“The Mitchells vs. The Machines”
Photo | Sony Pictures Animation
For most people with kids, the arrival of a decent kids’ movie is cause for rejoicing, and the animated romp “The Mitchells vs. the Machines” is a welcome addition to my family’s rotation. Smart, savvy and hilarious, it follows the last family standing against a robot takeover brought on by reliance on “smart” technology, while exploring the family’s changing dynamics as their eldest child leaves the nest.
There is something for everyone in “The Mitchells vs. the Machines.” If you don’t tear up watching the father and his college-bound daughter stumbling to understand each other and regain their familial bond, then you can giggle when a robot kicks the Mark Zuckerberg stand-in who brought on the end of human civilization right in his, err, apples.
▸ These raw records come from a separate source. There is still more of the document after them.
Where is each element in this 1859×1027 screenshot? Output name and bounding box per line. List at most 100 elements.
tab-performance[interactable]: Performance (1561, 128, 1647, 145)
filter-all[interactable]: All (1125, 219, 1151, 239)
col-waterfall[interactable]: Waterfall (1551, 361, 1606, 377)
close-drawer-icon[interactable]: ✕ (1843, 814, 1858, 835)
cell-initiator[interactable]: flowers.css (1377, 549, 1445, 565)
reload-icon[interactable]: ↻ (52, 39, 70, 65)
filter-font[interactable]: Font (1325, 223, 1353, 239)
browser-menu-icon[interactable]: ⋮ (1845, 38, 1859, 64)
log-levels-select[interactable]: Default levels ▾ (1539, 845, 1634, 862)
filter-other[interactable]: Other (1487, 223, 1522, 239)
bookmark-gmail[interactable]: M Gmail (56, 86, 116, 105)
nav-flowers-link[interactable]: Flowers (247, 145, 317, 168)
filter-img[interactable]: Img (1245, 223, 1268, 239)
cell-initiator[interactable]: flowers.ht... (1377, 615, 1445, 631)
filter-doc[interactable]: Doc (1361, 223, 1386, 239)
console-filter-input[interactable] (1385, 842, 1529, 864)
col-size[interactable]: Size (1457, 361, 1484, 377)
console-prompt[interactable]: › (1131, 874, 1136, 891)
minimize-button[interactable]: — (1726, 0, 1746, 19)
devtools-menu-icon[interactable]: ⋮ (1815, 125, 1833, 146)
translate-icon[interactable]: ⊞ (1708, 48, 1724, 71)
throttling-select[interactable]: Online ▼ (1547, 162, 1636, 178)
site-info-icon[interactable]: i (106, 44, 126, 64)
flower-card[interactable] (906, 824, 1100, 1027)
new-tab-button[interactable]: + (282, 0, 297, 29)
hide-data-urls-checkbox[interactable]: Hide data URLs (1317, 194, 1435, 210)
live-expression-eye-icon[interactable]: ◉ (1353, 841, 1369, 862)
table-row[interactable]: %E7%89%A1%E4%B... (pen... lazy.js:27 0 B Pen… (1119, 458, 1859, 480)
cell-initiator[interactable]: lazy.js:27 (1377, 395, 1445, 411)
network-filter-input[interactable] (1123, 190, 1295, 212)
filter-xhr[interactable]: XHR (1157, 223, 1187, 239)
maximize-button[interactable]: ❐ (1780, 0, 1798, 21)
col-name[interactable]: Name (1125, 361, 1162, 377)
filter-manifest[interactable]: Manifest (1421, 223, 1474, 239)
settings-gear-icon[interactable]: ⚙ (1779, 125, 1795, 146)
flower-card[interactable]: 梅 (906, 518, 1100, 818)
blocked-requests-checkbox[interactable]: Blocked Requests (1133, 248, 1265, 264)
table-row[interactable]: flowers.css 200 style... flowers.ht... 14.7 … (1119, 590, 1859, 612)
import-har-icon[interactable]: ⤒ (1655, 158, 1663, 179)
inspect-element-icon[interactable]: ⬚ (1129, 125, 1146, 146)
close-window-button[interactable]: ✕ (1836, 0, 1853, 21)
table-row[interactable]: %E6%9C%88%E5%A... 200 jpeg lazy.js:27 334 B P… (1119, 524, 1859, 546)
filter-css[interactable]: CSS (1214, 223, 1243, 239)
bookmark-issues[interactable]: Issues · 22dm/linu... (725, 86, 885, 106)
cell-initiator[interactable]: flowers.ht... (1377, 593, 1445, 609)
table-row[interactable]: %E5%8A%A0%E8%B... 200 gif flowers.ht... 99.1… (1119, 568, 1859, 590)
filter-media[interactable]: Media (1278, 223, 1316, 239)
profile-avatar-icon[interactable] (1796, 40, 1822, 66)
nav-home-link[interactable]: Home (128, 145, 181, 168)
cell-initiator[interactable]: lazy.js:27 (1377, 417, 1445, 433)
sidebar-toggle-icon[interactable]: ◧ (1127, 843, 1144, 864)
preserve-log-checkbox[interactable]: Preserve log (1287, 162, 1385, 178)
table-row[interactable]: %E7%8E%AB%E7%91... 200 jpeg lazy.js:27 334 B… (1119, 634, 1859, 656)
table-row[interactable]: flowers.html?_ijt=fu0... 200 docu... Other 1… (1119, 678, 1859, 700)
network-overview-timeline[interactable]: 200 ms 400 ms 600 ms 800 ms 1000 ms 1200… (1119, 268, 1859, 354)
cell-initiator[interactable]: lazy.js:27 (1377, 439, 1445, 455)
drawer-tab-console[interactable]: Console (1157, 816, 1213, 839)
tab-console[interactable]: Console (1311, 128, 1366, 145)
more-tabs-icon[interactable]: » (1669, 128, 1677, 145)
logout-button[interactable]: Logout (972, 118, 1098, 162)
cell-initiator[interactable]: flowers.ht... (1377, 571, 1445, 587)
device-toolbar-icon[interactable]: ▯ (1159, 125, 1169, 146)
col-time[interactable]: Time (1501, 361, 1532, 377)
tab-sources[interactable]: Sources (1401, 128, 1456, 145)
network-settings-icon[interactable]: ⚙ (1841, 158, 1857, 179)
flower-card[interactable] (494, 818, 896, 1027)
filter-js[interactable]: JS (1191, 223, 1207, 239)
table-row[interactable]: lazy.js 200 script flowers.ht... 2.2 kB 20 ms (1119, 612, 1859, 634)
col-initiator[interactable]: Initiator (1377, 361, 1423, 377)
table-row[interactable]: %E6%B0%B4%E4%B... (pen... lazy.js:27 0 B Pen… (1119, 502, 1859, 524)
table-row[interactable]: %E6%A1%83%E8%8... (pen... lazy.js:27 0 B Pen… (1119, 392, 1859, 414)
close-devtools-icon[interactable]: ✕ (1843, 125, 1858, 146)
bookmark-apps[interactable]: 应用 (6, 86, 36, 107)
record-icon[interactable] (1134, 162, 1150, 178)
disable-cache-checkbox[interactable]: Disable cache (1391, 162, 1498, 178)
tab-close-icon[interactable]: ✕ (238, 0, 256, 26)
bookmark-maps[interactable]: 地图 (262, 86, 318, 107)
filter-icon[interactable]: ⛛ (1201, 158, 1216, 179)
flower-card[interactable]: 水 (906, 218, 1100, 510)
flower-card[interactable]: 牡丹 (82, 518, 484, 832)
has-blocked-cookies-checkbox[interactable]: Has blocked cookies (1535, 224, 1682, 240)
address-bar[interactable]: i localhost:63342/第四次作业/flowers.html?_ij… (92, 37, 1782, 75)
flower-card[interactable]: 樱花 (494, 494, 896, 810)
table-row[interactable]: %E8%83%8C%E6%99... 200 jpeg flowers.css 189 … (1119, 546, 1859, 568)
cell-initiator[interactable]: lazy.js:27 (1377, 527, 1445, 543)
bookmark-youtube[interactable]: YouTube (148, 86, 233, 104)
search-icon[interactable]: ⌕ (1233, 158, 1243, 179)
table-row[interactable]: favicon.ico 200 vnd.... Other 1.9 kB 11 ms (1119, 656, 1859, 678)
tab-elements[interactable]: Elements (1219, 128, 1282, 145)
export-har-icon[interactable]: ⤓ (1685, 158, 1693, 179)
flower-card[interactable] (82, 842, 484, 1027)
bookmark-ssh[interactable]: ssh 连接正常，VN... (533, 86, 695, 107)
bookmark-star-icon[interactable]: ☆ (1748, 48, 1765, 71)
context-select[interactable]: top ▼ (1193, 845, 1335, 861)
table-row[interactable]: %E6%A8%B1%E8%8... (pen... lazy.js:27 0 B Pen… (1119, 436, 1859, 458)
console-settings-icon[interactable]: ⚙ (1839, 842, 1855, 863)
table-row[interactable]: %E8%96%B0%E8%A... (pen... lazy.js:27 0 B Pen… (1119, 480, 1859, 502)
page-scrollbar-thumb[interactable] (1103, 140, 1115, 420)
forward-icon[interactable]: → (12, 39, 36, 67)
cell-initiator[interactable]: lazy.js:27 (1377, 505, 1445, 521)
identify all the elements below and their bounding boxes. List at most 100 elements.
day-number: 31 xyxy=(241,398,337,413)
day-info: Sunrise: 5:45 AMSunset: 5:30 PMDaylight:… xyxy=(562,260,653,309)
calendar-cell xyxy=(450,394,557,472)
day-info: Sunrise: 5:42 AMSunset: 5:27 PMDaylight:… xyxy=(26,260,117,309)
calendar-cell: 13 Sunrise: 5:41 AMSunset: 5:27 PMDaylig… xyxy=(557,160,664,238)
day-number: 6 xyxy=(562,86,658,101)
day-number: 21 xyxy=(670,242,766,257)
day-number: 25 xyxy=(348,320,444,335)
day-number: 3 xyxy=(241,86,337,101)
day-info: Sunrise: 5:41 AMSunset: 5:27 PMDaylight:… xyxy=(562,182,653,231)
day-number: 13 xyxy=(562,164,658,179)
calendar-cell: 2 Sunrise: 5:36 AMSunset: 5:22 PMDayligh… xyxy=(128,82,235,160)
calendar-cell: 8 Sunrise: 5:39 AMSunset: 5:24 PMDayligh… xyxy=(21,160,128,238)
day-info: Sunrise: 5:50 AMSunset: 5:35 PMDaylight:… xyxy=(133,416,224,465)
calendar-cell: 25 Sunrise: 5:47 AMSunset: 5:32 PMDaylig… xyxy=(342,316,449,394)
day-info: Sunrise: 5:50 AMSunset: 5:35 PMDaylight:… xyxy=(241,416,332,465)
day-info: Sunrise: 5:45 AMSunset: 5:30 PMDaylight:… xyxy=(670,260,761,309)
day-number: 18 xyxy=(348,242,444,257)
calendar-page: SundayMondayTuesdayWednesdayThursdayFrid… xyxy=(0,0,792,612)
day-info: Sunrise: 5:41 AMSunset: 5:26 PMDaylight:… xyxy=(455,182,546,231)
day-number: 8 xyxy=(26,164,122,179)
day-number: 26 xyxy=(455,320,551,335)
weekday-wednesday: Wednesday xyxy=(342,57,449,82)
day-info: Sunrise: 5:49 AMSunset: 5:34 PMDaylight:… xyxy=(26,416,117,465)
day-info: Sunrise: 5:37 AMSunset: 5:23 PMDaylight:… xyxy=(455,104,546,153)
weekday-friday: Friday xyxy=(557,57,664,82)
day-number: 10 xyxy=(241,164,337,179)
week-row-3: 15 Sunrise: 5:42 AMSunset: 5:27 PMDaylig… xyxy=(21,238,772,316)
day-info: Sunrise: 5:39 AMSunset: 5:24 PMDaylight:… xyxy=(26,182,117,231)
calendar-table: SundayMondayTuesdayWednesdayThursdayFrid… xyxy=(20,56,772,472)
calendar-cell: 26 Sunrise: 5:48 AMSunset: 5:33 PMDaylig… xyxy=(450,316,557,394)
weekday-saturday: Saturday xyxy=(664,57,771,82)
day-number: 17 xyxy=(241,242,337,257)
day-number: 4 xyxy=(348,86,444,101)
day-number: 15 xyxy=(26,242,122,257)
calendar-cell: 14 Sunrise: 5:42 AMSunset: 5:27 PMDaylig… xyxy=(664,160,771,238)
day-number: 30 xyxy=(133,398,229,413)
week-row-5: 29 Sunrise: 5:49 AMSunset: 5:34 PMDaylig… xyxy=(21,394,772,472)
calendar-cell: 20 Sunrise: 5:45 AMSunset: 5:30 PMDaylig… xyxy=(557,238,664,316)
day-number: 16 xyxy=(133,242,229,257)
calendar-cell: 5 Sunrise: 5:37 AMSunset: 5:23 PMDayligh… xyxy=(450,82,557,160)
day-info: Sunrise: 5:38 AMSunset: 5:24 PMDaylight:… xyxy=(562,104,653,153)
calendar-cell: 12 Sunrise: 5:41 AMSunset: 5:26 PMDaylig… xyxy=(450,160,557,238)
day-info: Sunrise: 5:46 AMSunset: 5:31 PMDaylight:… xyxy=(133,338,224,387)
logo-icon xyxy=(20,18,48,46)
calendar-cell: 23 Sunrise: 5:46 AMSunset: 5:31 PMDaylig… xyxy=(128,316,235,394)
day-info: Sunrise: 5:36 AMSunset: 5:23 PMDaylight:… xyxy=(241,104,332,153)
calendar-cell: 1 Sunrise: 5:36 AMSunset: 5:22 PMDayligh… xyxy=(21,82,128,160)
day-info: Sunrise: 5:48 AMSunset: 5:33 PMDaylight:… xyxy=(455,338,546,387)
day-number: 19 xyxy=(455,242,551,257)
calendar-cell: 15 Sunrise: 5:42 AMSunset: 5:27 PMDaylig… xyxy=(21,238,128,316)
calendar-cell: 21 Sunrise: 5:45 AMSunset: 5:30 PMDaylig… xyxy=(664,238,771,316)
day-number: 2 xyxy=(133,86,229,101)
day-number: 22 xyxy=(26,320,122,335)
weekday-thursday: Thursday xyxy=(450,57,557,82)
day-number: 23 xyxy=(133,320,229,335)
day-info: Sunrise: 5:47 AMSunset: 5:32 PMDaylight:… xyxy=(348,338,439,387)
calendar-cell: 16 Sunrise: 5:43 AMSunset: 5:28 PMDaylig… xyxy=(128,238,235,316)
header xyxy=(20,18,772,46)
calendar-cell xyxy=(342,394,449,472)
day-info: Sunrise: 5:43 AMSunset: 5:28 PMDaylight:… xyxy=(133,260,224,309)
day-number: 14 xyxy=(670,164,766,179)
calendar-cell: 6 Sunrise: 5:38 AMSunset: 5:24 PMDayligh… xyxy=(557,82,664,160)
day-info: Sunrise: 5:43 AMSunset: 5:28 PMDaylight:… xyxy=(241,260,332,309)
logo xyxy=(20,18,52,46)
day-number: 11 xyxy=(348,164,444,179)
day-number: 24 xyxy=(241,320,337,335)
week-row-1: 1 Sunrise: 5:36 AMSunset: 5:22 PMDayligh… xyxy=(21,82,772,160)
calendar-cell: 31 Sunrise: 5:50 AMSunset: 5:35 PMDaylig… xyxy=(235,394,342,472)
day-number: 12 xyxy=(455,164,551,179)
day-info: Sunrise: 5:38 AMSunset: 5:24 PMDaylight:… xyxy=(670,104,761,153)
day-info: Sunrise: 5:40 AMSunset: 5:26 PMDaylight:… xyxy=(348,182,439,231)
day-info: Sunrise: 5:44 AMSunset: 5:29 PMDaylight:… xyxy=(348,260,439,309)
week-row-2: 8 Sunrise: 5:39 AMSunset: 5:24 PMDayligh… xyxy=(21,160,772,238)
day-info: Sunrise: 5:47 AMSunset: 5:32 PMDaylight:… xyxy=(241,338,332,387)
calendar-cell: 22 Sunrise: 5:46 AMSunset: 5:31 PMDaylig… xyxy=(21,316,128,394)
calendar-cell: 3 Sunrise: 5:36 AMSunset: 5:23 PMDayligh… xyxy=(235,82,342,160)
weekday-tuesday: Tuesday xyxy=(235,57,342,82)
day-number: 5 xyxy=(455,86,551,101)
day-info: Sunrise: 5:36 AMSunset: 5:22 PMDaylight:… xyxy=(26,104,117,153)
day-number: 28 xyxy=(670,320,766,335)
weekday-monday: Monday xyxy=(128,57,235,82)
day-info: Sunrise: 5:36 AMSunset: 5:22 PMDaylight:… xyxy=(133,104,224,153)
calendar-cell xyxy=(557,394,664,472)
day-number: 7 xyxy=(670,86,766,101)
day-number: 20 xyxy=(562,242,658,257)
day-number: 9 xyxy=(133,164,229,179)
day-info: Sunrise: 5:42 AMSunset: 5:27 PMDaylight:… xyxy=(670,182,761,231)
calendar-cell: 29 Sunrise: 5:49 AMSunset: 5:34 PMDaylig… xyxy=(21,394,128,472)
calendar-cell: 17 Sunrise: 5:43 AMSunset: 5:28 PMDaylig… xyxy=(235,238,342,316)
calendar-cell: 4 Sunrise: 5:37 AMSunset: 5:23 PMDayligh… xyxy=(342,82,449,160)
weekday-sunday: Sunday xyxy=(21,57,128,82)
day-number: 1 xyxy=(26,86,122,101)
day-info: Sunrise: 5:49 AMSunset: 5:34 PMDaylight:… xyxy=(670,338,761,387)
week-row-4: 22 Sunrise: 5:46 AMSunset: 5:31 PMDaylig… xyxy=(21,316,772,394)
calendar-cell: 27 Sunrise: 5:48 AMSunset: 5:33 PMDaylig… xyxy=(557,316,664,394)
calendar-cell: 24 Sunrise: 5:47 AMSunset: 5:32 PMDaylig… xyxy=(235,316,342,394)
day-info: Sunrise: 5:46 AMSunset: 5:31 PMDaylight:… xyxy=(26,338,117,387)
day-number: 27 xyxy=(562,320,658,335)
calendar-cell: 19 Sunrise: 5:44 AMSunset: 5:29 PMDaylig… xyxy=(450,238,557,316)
Katie Mitchell (Abbi Jacobson, “Broad City”) is champing at the bit to start film school in California and kick all her internet-acquired YouTube skills into high gear. Her homemade films are stuffed with satirical film homages and star the family’s misshapen dog, who is based on and voiced by the real internet-famous dog “Doug the Pug.” And while her younger brother and a bunch of like-minded virtual friends appreciate her videos, her dad does not.
Watching her old-fashioned, outdoorsman father (Danny McBride, “Pineapple Express”) repeatedly misfire in his attempts to connect and understand Katie is the emotional center of the film, and it sprinkles the perfect amount of happy tears over the wacky action sequences. Writer-directors Mike Rianda and Jeff Rowe worked on the quirky, brilliant, superb cult classic cartoon “Gravity Falls,” while the producers, Phil Lord and Chris Miller, made the sharp and hilarious “The Lego Movie,” its sequel and “Cloudy with a Chance of Meatballs.” All of these guys really know how to do their jobs.
In a last-ditch effort to bond with Katie, dad Rick decides to drive the family across the country to take her to college, a plan that is not initially well received, but which ends up saving Katie from being in the audience of a big-tech announcement from Pal Labs. There, founder Mark Bowman (Eric Andre, “The Eric Andre Show”) introduces the robot servant replacement of his ubiquitous, Siri-like personal digital assistant, PAL (Olivia Colman, “The Crown”). PAL’s queenly voice directs a robot takeover within five minutes of their introduction to the Wi-Fi-addicted masses.
Through a mix of internet-savvy, old-fashioned survival skills and the screwdrivers Rick insists his entire family carry at all times, the Mitchells evade capture. Assisted by a hapless and hilarious robot duo (Beck Bennett and Fred Armisen, “SNL”), the Mitchells attempt to deliver the kill switch to the malevolent operating system before humanity is completely wiped out. Of course, they learn things along the way, they bond, they discover strengths and similarities they never knew they had, and they battle hundreds of weaponized Furbies. The soundtrack is also delightful.
Rewatching this high-energy misadventure allows you to enjoy the plentiful film homages and call out details appropriate to a story about a budding filmmaker. Alfred Hitchcock, Quentin Tarantino, “The Terminator,” “Night of the Living Dead,” Greta Gerwig, “Mad Max,” “Dr. Strangelove” and Wes Anderson have all come to play. Katie wears a “Lawn Wranglers” pin right next to her rainbow flag for heaven’s sake, and if that “Bottle Rocket” name check doesn’t get you excited, well, there are still plenty of hilarious physical gags to enjoy.
Improving every project she is in, as always, is Maya Rudolph (“Bridesmaids”) as the mom, who is laboring in the background until her savage, third act transformation, giving my kids the instantly classic quote, “Mommy’s scary now” — just in time for Mother’s Day. The mix of humor, emotion and wacky action is perfectly calibrated in this animated flick. You don’t realize how rare those are until a new one comes along and “The Mitchells vs. The Machines” already feels like part of the family.
“The Mitchells vs. the Machines” is currently streaming on Netflix.